Since Zach Calef warned us that Ralph Nader was exploiting a national tragedy, I have to ask what the term “exploitation” means.

Digging through Calef’s article, I can only conclude that he believes that, in the case of Ralph Nader, exploitation is the use of facts about current events to fight for social change. However, I must also point out that Mr. Calef’s breath of support for the corporate world’s utilization of persons and groups for selfish reasons (fitting a more traditional definition of exploitation) lacks far too much research to be taken seriously.

Take his view of the airline bailout for instance. If the airlines were not compensated, he says that “thousands upon thousands would have lost their jobs, and it would be their families who [would have] suffered.”

Unfortunately, this has already happened. Within the airline industry, more than 100,000 aviation workers have been laid off in spite of $5 billion in gifts and $10 billion in loan guarantees for the airlines.

The losses have been even greater in other sectors of the travel industry – one million people employed by the hotel industry have been either laid off or are working just one or two days a week, and travel agency bookings stand at only 40 percent of last year’s levels and that industry has estimated a loss of $1.36 billion since Sept. 1, according to Public Campaign. Unlike the equally important bailout of Chrysler 20 years ago, stakeholders in the airline industry were not asked to make concessions.
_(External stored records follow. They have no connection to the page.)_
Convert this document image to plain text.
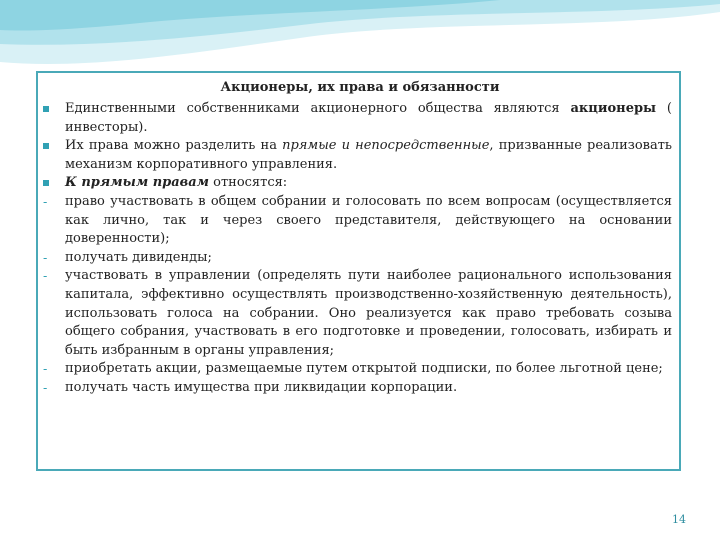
Акционеры, их права и обязанности
Единственными собственниками акционерного общества являются акционеры ( инвесторы).
Их права можно разделить на прямые и непосредственные, призванные реализовать механизм корпоративного управления.
К прямым правам относятся:
-
право участвовать в общем собрании и голосовать по всем вопросам (осуществляется как лично, так и через своего представителя, действующего на основании доверенности);
-
получать дивиденды;
-
участвовать в управлении (определять пути наиболее рационального использования капитала, эффективно осуществлять производственно-хозяйственную деятельность), использовать голоса на собрании. Оно реализуется как право требовать созыва общего собрания, участвовать в его подготовке и проведении, голосовать, избирать и быть избранным в органы управления;
-
приобретать акции, размещаемые путем открытой подписки, по более льготной цене;
-
получать часть имущества при ликвидации корпорации.
14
Perhaps a modified plan for compensating the entire travel industry could have protected the jobs of millions with far less money. However, lobbyists from the airlines who, in some cases, are directly related or married to congressional leaders, helped create a plan beneficial only to airline CEOs and stakeholders. Calef could have discovered this with only 10 minutes of Web-searching.

After ignoring the ineffectiveness of the recent airline bailout, Calef goes on to criticize Nader and his fellow activists for opposing corporate corruption. He ignores the decades of work for protection of consumers and democracy performed by Nader, including campaigns to ensure automobile safety in the face of threats on his life.

A comment about revolt, taken out of context from a wire article, should do little to diminish his integrity. However, if by “revolt,” Nader means a coordinated effort to oppose war profiteering and a re-examination of corporate law, then I wholeheartedly support this revolt.

The perversion of democracy that is corporate personhood, criticized by such figures as Abraham Lincoln and capitalist theorist Adam Smith, must be done away with.

Clearly, Calef’s inability to realize this and see the corporate exploitation of Americans in the wake of Sept. 11 shows a failure to complete basic research. If Calef does not see that continuing to fight for one’s beliefs, even in the wake of terrorist attacks and corporate assaults on democracy, is something we all should aspire toward, then his failures lie much deeper.